我国在城镇化进程中产生了很多城市污染场地，急需周期短和稳定性高的治理技术，但目前行之有效的技术仍然短缺。依据自然界土壤与矿物的地质演变关系，本项目提出充分利用自然界硅和铝元素的循环、水热快速原位合成土壤为沸石的新思维，以期实现稳定固定土壤重金属在沸石结构中的土壤治理新方法。为此，主要进行如下研究：首先水热合成化学药品为目标沸石，以便进行精密的微观结构和重金属固定的研究；然后水热转变土壤为目标沸石，研究沸石固定重金属的特性机理以及重金属的浸出特性。以期解决下列科学问题：水热选择性合成目标沸石的条件与机理；多种沸石固定多种重金属的体系中，沸石竞争及选择性固定重金属的特性及机理；沸石种类、合成条件、重金属性质、外界环境等对土壤重金属浸出的影响。该方法处理温度低、治理周期短、固定稳定性好、并可设计为移动式修复设备，属一种既能增强土壤自净化力，又能让重金属回归大自然的治理修复新方法。

In the process of urbanization, there occurred many polluted sites in cities, which urgently need the technologies for short-term and high-stability treatments; however, the effective technologies for the treatments are still not found. According to the evolution between the soil and minerals in nature, this project proposes a novel idea, i.e., realize the rapid circulation of silicon and aluminum in nature and hydrothermally convert contaminated soils into minerals rapidly and in turn immobilize the heavy metals of the soil stably in the structures of these synthetic minerals simultaneously.
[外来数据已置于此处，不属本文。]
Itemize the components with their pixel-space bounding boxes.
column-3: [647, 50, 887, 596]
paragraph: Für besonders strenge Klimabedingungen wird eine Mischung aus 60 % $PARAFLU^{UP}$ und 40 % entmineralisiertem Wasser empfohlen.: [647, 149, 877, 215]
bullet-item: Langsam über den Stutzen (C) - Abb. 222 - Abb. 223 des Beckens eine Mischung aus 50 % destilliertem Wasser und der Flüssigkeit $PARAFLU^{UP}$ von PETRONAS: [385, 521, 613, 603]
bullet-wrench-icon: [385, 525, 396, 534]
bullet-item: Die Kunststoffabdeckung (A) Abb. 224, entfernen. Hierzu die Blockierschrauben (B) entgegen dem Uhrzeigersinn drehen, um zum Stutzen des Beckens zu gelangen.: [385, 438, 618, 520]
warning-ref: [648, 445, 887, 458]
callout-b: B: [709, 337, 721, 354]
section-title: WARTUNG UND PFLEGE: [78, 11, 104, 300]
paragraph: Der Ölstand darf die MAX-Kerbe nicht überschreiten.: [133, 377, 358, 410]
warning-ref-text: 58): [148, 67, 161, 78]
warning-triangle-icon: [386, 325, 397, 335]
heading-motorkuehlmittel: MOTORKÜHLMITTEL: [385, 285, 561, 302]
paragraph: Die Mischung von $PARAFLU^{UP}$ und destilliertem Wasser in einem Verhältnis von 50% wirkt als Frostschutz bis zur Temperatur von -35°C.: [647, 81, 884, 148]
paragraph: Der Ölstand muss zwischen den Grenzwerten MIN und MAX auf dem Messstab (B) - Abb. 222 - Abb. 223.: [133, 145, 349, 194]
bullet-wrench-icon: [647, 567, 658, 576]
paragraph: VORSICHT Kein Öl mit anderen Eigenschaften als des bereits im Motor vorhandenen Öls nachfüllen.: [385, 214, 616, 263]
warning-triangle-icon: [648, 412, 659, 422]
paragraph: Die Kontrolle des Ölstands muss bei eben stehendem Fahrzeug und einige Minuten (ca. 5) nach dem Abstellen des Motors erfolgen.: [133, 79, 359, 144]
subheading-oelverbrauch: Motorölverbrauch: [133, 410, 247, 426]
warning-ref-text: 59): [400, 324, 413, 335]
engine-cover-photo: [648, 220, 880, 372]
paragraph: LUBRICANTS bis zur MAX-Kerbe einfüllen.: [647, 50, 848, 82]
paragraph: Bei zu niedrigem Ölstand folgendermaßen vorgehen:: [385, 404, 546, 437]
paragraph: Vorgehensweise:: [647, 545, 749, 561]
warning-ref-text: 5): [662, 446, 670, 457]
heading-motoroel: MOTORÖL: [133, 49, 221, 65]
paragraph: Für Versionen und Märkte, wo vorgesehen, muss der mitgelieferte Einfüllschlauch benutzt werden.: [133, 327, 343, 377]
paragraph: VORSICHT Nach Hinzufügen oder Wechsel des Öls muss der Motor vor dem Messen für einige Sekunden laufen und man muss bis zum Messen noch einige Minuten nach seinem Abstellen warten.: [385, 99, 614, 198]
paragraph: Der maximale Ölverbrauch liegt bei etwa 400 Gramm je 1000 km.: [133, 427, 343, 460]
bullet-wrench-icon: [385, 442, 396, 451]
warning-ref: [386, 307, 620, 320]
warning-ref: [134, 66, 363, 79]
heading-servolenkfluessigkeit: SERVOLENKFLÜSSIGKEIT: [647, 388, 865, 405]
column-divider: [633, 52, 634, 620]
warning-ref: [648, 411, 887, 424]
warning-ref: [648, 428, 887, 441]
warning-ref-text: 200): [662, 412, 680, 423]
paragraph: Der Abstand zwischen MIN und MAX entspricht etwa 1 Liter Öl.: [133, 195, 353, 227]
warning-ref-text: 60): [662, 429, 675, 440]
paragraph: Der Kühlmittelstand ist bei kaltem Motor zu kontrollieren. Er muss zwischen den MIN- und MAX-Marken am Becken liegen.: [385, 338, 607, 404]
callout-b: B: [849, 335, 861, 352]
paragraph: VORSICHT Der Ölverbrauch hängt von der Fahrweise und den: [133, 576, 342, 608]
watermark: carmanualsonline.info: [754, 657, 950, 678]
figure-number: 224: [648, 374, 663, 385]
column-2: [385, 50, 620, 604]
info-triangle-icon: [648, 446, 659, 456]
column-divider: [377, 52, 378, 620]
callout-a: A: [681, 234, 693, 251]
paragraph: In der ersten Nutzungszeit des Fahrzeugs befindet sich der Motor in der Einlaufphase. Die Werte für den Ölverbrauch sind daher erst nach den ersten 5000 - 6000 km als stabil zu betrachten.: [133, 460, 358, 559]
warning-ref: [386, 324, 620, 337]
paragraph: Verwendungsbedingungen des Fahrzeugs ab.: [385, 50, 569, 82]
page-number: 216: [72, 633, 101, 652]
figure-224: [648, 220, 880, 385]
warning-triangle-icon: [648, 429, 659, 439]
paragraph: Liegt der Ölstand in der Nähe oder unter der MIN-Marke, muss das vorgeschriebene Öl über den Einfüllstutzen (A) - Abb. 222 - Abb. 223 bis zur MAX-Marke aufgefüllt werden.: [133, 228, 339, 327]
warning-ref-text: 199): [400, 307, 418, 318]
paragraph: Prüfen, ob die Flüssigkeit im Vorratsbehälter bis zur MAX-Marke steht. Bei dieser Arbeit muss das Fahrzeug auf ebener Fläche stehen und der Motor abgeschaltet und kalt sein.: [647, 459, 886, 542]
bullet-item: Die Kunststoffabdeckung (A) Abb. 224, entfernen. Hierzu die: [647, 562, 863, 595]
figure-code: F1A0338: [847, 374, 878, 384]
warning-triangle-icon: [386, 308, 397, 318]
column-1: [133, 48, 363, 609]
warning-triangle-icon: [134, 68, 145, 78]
To realize the idea, the study include several contents as follow: First, hydrothermal synthesis of chemicals as the target zeolite, so as to obtain a precise microstructure and immobilization of heavy metals studies; then hydrothermal conversion of the soil into the target zeolite, to study the mechanism and leaching characteristics of zeolites-heavy metals system. The following scientific problems are therefore expected to be solved: the condition and mechanism of selectivity of hydrothermal zeolite synthesis; the competitive and selective immobilization/adsorption features and mechanisms in multi-zeolites and/or heavy metals system; the influence of synthesized zeolites, synthesis conditions, immobilized heavy metal and environmental conditions on heavy metal leaching. The method possesses the advantages of low processing temperature, short treatment period; good immobilized stability and can be designed as a mobile repair device also. It is such a new method that has capabilities of enhancing the self-purification capacity of soil and making heavy metals back to nature.